Таня медленно повернулась, и пошла, пошла по длинным серым коридорам подземного гаража, слушая звук собственных шагов. Перед глазами тянулись мрачные стены, яркие огни, неподвижные машины, мотоциклы и низкие, гнетущие потолки.

— Какой покой, какой мёртвый воздух, в этом холодном лабиринте, — думала Таня и медленно шла, зябко кутаясь в элегантное чёрное пальто. Она понимала, что надо бы застегнуться, но почему-то всё шла, стараясь поплотнее завернуться в широкий, пушистый воротник из серебристо-чёрной лисы.
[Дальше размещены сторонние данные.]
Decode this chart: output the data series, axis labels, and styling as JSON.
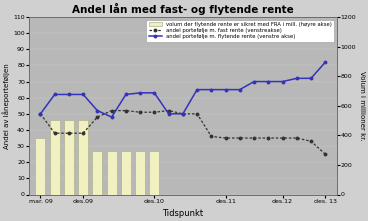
{
  "title": "Andel lån med fast- og flytende rente",
  "xlabel": "Tidspunkt",
  "ylabel_left": "Andel av låneporteføljen",
  "ylabel_right": "Volum i millioner kr.",
  "plot_bg_color": "#b8b8b8",
  "fig_bg_color": "#d0d0d0",
  "bar_x": [
    0,
    1,
    2,
    3,
    4,
    5,
    6,
    7,
    8,
    9
  ],
  "bar_heights": [
    35,
    46,
    46,
    46,
    27,
    27,
    27,
    27,
    27,
    0
  ],
  "bar_color": "#f0f0c0",
  "bar_edge_color": "#b0b090",
  "fixed_rate_x": [
    0,
    1,
    2,
    3,
    4,
    5,
    6,
    7,
    8,
    9,
    10,
    11,
    12,
    13,
    14,
    15,
    16,
    17,
    18,
    19,
    20
  ],
  "fixed_rate_y": [
    50,
    38,
    38,
    38,
    48,
    52,
    52,
    51,
    51,
    52,
    50,
    50,
    36,
    35,
    35,
    35,
    35,
    35,
    35,
    33,
    25
  ],
  "floating_rate_x": [
    0,
    1,
    2,
    3,
    4,
    5,
    6,
    7,
    8,
    9,
    10,
    11,
    12,
    13,
    14,
    15,
    16,
    17,
    18,
    19,
    20
  ],
  "floating_rate_y": [
    50,
    62,
    62,
    62,
    52,
    48,
    62,
    63,
    63,
    50,
    50,
    65,
    65,
    65,
    65,
    70,
    70,
    70,
    72,
    72,
    82
  ],
  "ylim_left": [
    0,
    110
  ],
  "ylim_right": [
    0,
    1200
  ],
  "yticks_left": [
    0,
    10,
    20,
    30,
    40,
    50,
    60,
    70,
    80,
    90,
    100,
    110
  ],
  "yticks_right": [
    0,
    200,
    400,
    600,
    800,
    1000,
    1200
  ],
  "fixed_rate_color": "#333333",
  "floating_rate_color": "#3333bb",
  "x_tick_positions": [
    0,
    3,
    8,
    13,
    17,
    20
  ],
  "x_tick_labels": [
    "mar. 09",
    "des.09",
    "des.10",
    "des.11",
    "des.12",
    "des. 13"
  ],
  "legend_labels": [
    "volum der flytende rente er sikret med FRA i mill. (høyre akse)",
    "andel portefølje m. fast rente (venstreakse)",
    "andel portefølje m. flytende rente (venstre akse)"
  ]
}
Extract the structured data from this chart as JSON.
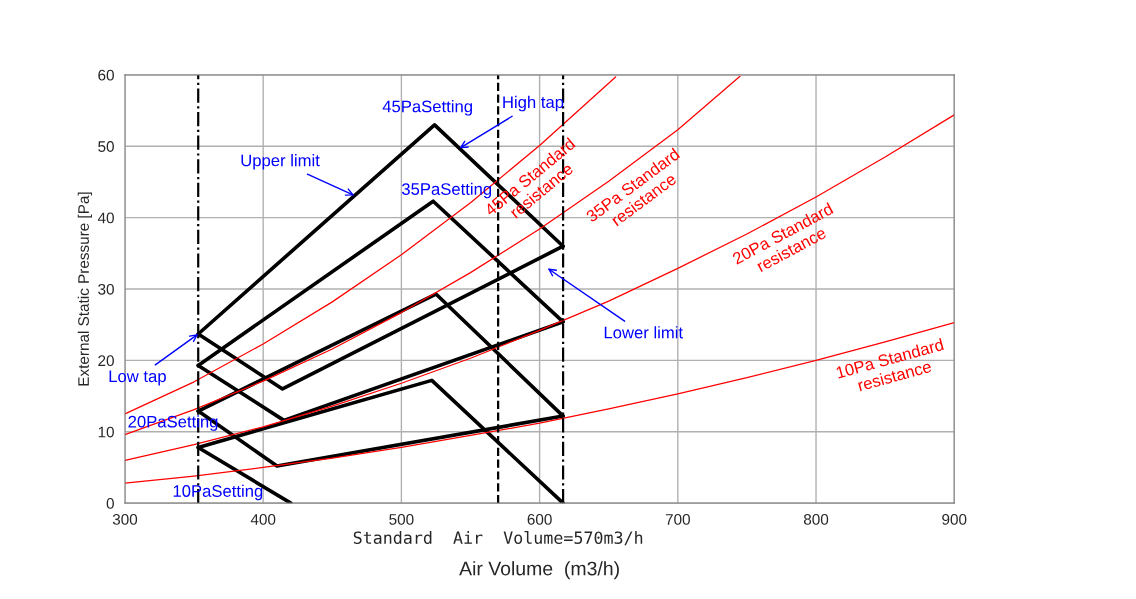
{
  "chart_data": {
    "type": "line",
    "xlabel": "Air Volume  (m3/h)",
    "ylabel": "External Static Pressure [Pa]",
    "xlim": [
      300,
      900
    ],
    "ylim": [
      0,
      60
    ],
    "xticks": [
      300,
      400,
      500,
      600,
      700,
      800,
      900
    ],
    "yticks": [
      0,
      10,
      20,
      30,
      40,
      50,
      60
    ],
    "grid": true,
    "marker": "none",
    "line_style": "solid",
    "series": [
      {
        "color": "#000000",
        "x": [
          353,
          524,
          617
        ],
        "values": [
          23.7,
          53,
          36
        ]
      },
      {
        "color": "#000000",
        "x": [
          353,
          414,
          617
        ],
        "values": [
          23.7,
          16,
          36
        ]
      },
      {
        "color": "#000000",
        "x": [
          353,
          523,
          617
        ],
        "values": [
          19.3,
          42.3,
          25.4
        ]
      },
      {
        "color": "#000000",
        "x": [
          353,
          415,
          617
        ],
        "values": [
          19.3,
          11.6,
          25.4
        ]
      },
      {
        "color": "#000000",
        "x": [
          353,
          525,
          617
        ],
        "values": [
          12.9,
          29.3,
          12.2
        ]
      },
      {
        "color": "#000000",
        "x": [
          353,
          410,
          617
        ],
        "values": [
          12.9,
          5.2,
          12.2
        ]
      },
      {
        "color": "#000000",
        "x": [
          353,
          522,
          617
        ],
        "values": [
          7.8,
          17.2,
          0
        ]
      },
      {
        "color": "#000000",
        "x": [
          353,
          420
        ],
        "values": [
          7.8,
          0
        ]
      },
      {
        "color": "#ff0000",
        "x": [
          300,
          350,
          400,
          450,
          500,
          550,
          600,
          655
        ],
        "values": [
          12.5,
          17.0,
          22.3,
          28.2,
          34.8,
          42.1,
          50.1,
          59.7
        ]
      },
      {
        "color": "#ff0000",
        "x": [
          300,
          350,
          400,
          450,
          500,
          550,
          600,
          650,
          700,
          745
        ],
        "values": [
          9.6,
          13.1,
          17.1,
          21.6,
          26.7,
          32.3,
          38.4,
          45.1,
          52.3,
          59.8
        ]
      },
      {
        "color": "#ff0000",
        "x": [
          300,
          350,
          400,
          450,
          500,
          550,
          600,
          650,
          700,
          750,
          800,
          850,
          900
        ],
        "values": [
          6.0,
          8.2,
          10.7,
          13.6,
          16.8,
          20.3,
          24.2,
          28.3,
          32.9,
          37.7,
          42.9,
          48.5,
          54.4
        ]
      },
      {
        "color": "#ff0000",
        "x": [
          300,
          350,
          400,
          450,
          500,
          550,
          600,
          650,
          700,
          750,
          800,
          850,
          900
        ],
        "values": [
          2.8,
          3.8,
          5.0,
          6.3,
          7.8,
          9.5,
          11.2,
          13.2,
          15.3,
          17.6,
          20.0,
          22.6,
          25.3
        ]
      }
    ],
    "ref_lines": [
      {
        "axis": "x",
        "value": 353,
        "line_style": "dashdot",
        "color": "#000000"
      },
      {
        "axis": "x",
        "value": 570,
        "line_style": "dashed",
        "color": "#000000",
        "label": "Standard  Air  Volume=570m3/h"
      },
      {
        "axis": "x",
        "value": 617,
        "line_style": "dashdot",
        "color": "#000000"
      }
    ],
    "annotations": [
      {
        "text": "Upper limit",
        "x": 466,
        "y": 43.1
      },
      {
        "text": "High tap",
        "x": 542,
        "y": 49.7
      },
      {
        "text": "Low tap",
        "x": 353,
        "y": 23.7
      },
      "Lower limit",
      "45PaSetting",
      "35PaSetting",
      "20PaSetting",
      "10PaSetting",
      {
        "text": "45Pa Standard\nresistance",
        "x": 585,
        "y": 47.6
      },
      {
        "text": "35Pa Standard\nresistance",
        "x": 660,
        "y": 46.5
      },
      {
        "text": "20Pa Standard\nresistance",
        "x": 770,
        "y": 39.9
      },
      {
        "text": "10Pa Standard\nresistance",
        "x": 850,
        "y": 22.6
      }
    ]
  }
}
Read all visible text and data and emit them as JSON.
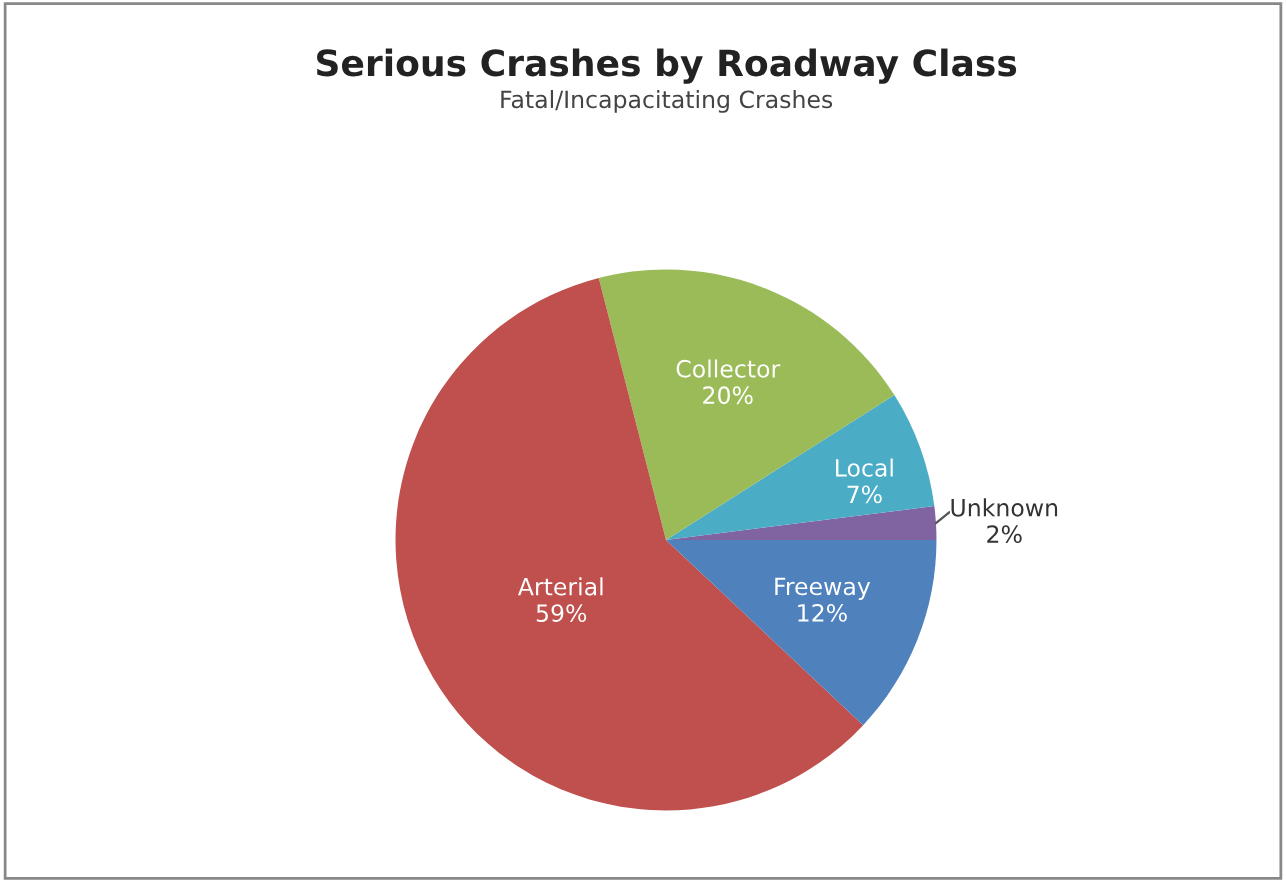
{
  "chart_data": {
    "type": "pie",
    "title": "Serious Crashes by Roadway Class",
    "subtitle": "Fatal/Incapacitating Crashes",
    "categories": [
      "Unknown",
      "Local",
      "Collector",
      "Arterial",
      "Freeway"
    ],
    "values": [
      2,
      7,
      20,
      59,
      12
    ],
    "value_labels": [
      "2%",
      "7%",
      "20%",
      "59%",
      "12%"
    ],
    "colors": [
      "#8064a2",
      "#4bacc6",
      "#9bbb59",
      "#c0504d",
      "#4f81bd"
    ],
    "legend": false
  }
}
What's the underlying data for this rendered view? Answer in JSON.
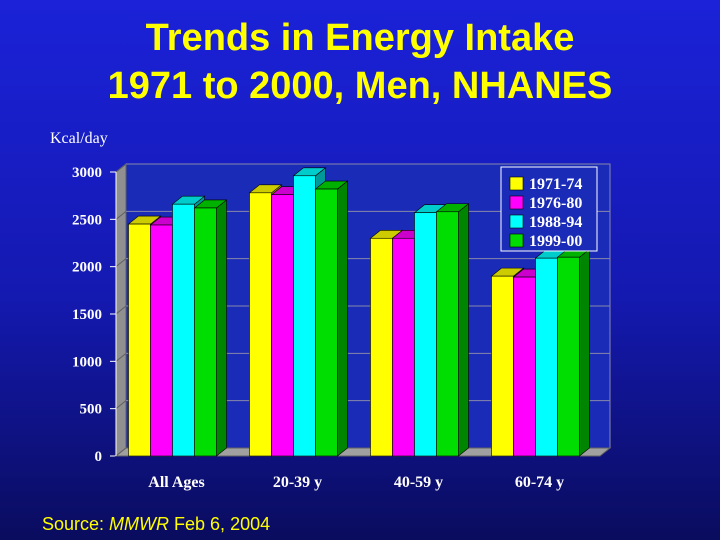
{
  "slide": {
    "title_line1": "Trends in Energy Intake",
    "title_line2": "1971 to 2000, Men, NHANES",
    "source_prefix": "Source: ",
    "source_journal": "MMWR",
    "source_date": " Feb 6, 2004",
    "colors": {
      "background": "#1b22d8",
      "title": "#ffff00",
      "axis_text": "#ffffff",
      "plot_area": "#1a2bb8"
    }
  },
  "chart_data": {
    "type": "bar",
    "title": "",
    "xlabel": "",
    "ylabel": "Kcal/day",
    "ylim": [
      0,
      3000
    ],
    "yticks": [
      "0",
      "500",
      "1000",
      "1500",
      "2000",
      "2500",
      "3000"
    ],
    "categories": [
      "All Ages",
      "20-39 y",
      "40-59 y",
      "60-74 y"
    ],
    "series": [
      {
        "name": "1971-74",
        "color": "#ffff00",
        "values": [
          2450,
          2780,
          2300,
          1900
        ]
      },
      {
        "name": "1976-80",
        "color": "#ff00ff",
        "values": [
          2440,
          2760,
          2300,
          1890
        ]
      },
      {
        "name": "1988-94",
        "color": "#00ffff",
        "values": [
          2660,
          2960,
          2570,
          2090
        ]
      },
      {
        "name": "1999-00",
        "color": "#00dd00",
        "values": [
          2620,
          2820,
          2580,
          2100
        ]
      }
    ],
    "legend_position": "top-right",
    "style": "3d",
    "grid": true
  }
}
Несомкнутые полы пальто неохотно выпускали на свет низко свисавшую, чёрную кашемировую шаль и она мягко колыхалась в такт шагам.

Молодой охранник проводил её каким-то странным взглядом — такие взгляды бывают у очевидцев автоаварий с трупами — и любопытно, и страшно, и глаз не оторвать. Таня ускорила шаг — скорее на воздух, от этого взгляда, от резкого света.

Стоя в лифте, она рассматривала пыльные штрихи на своих чёрных замшевых сапогах и пыталась разобраться с тревожным и томительным предчувствием, изматывавшем её с самого утра.

В груди у Тани заныло, когда она встретила его взгляд — парень с севера, горькое лакомство из прошлогоднего снега. Он сидел в коридоре, возле её двери, на полу, обняв колени и молча смотрел ей прямо в душу. Северянин сжимал в руке её вещь, оставленную на чужой мёрзлой земле и утраченную вместе с тем, что было ей так дорого.

Хайко поёжился — её печальные глаза в тени длинных, густых ресниц казались огромными на исхудавшем, болезненно-бледном лице. Он с трудом узнал её — он помнил её румяной и улыбчивой, а сейчас от той озорной девчонки осталась лишь тень — она выглядела значительно старше, черты лица заострились, как у мёртвой и белоснежная кожа словно светилась. Губы, накрашенные сочно-пунцовой помадой, кричащим пятном поблёскивали на этой белизне и её страшная красота смотрелась потусторонним гротеском.

Таня опустила глаза и быстро прошла к двери, копаясь в сумке в поисках ключа.

— Помнишь меня? — произнёс парень — Меня зовут…

— Я помню твоё имя. — тихо огрызнулась она — Зачем пришёл? Чего тебе здесь надо?

Голос её был напряжённым и неласковым, но Хайко отчётливо понял, что скрывается за этой враждебностью.